We could look at the general port counters ( like Input broadcast ). But we think it might not be a way to reveal as the DHCP packet traffic could be relatively low to cause high CPU utilization, and we have quite high rate generated by normal traffic, so could not see clearly  from these counters what port could be a cause.

Does anyone know if there is a 'direct' way how to look at ports to see what are DHCP packet counters like ?

Thank you,

Vlad

1 Reply 1

vladakoci
Level 1
Level 1

I've opened a TAC ticket at Cisco asking for a methodology on how to see what port traffic the DHCP snooping process is utilized with, in other words if there is a 'direct' way how to look at ports to see what are DHCP snooping packet counters like.

There might be a bug in IOS related to IP DCHP snooping process.

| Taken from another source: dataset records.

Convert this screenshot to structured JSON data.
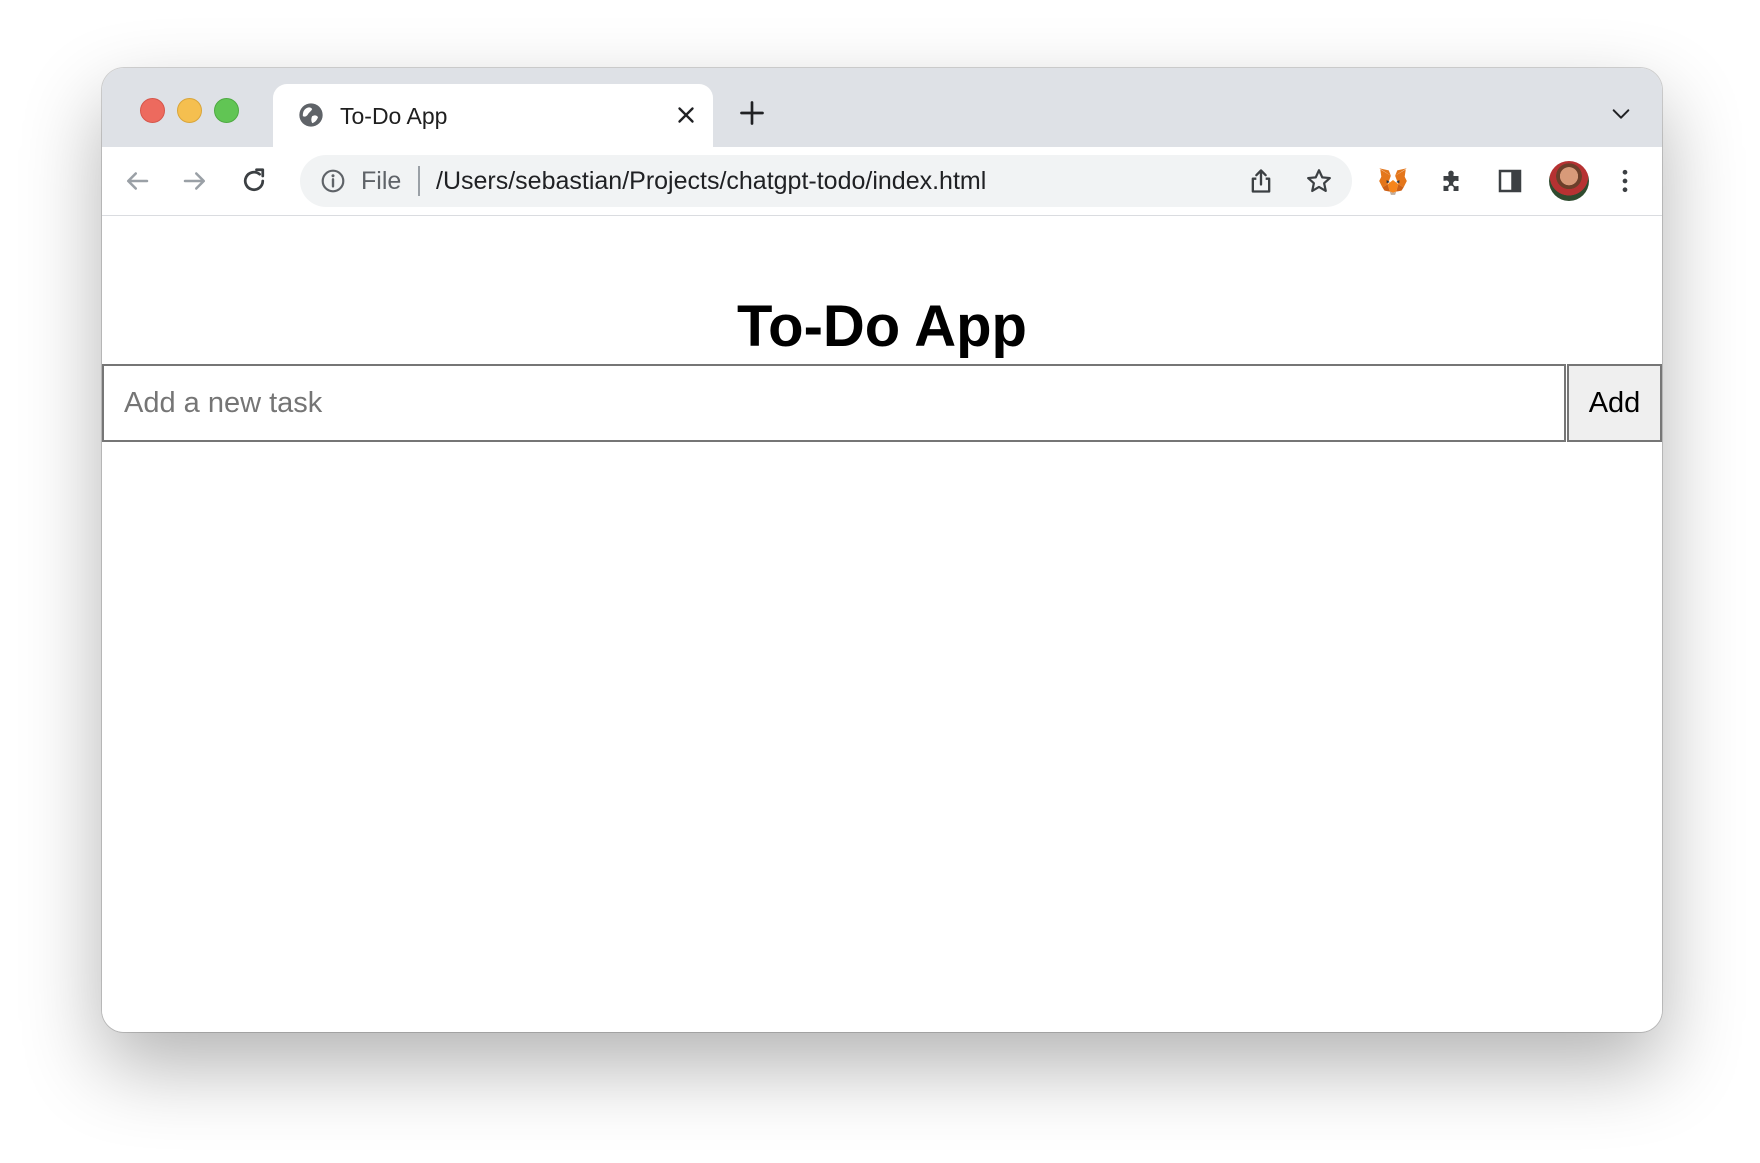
{
  "window": {
    "controls": [
      "close",
      "minimize",
      "maximize"
    ]
  },
  "tabbar": {
    "tabs": [
      {
        "title": "To-Do App",
        "favicon": "globe-icon",
        "active": true
      }
    ],
    "new_tab_icon": "plus-icon",
    "tab_list_icon": "chevron-down-icon"
  },
  "toolbar": {
    "back_icon": "arrow-left-icon",
    "forward_icon": "arrow-right-icon",
    "reload_icon": "reload-icon",
    "omnibox": {
      "security_icon": "info-icon",
      "scheme_label": "File",
      "url": "/Users/sebastian/Projects/chatgpt-todo/index.html",
      "share_icon": "share-icon",
      "bookmark_icon": "star-icon"
    },
    "extensions": [
      "metamask-fox-icon",
      "puzzle-icon",
      "side-panel-icon"
    ],
    "avatar_icon": "profile-avatar",
    "menu_icon": "more-vertical-icon"
  },
  "page": {
    "title": "To-Do App",
    "input": {
      "value": "",
      "placeholder": "Add a new task"
    },
    "add_button_label": "Add"
  },
  "colors": {
    "tab_strip": "#dee1e6",
    "omnibox": "#f1f3f4",
    "traffic_close": "#ed6a5e",
    "traffic_minimize": "#f5bf4f",
    "traffic_maximize": "#61c554"
  }
}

We had this situation some days ago at our other site where we have the C4506 platform and because there high CPU utilization took longer time we were able to reveal the cause ā€“ a port was set in untrusted mode ( from DHCP snooping perspective ) and not a huge  IP DHCP relay unicast traffic ( sending from the Cisco router ) that went through this port caused a very high CPU utilization not only on this switch but also on other switches.

I am trying to find a good document that would tell me what the DHCP snooping process does exactly and cannot find any, but my guess is if there is a untrusted port configured and there is a DHCP traffic on it with option 82 ( which is by default not allowed on untrusted ports ) the DHCP snooping process should drop these packets and that's it. It looks like in our case this caused high CPU utilization on the switch, and what's more the switch in question somehow forwarded ( or whatever ) some traffic to other switches and caused high CPU utilization also on these.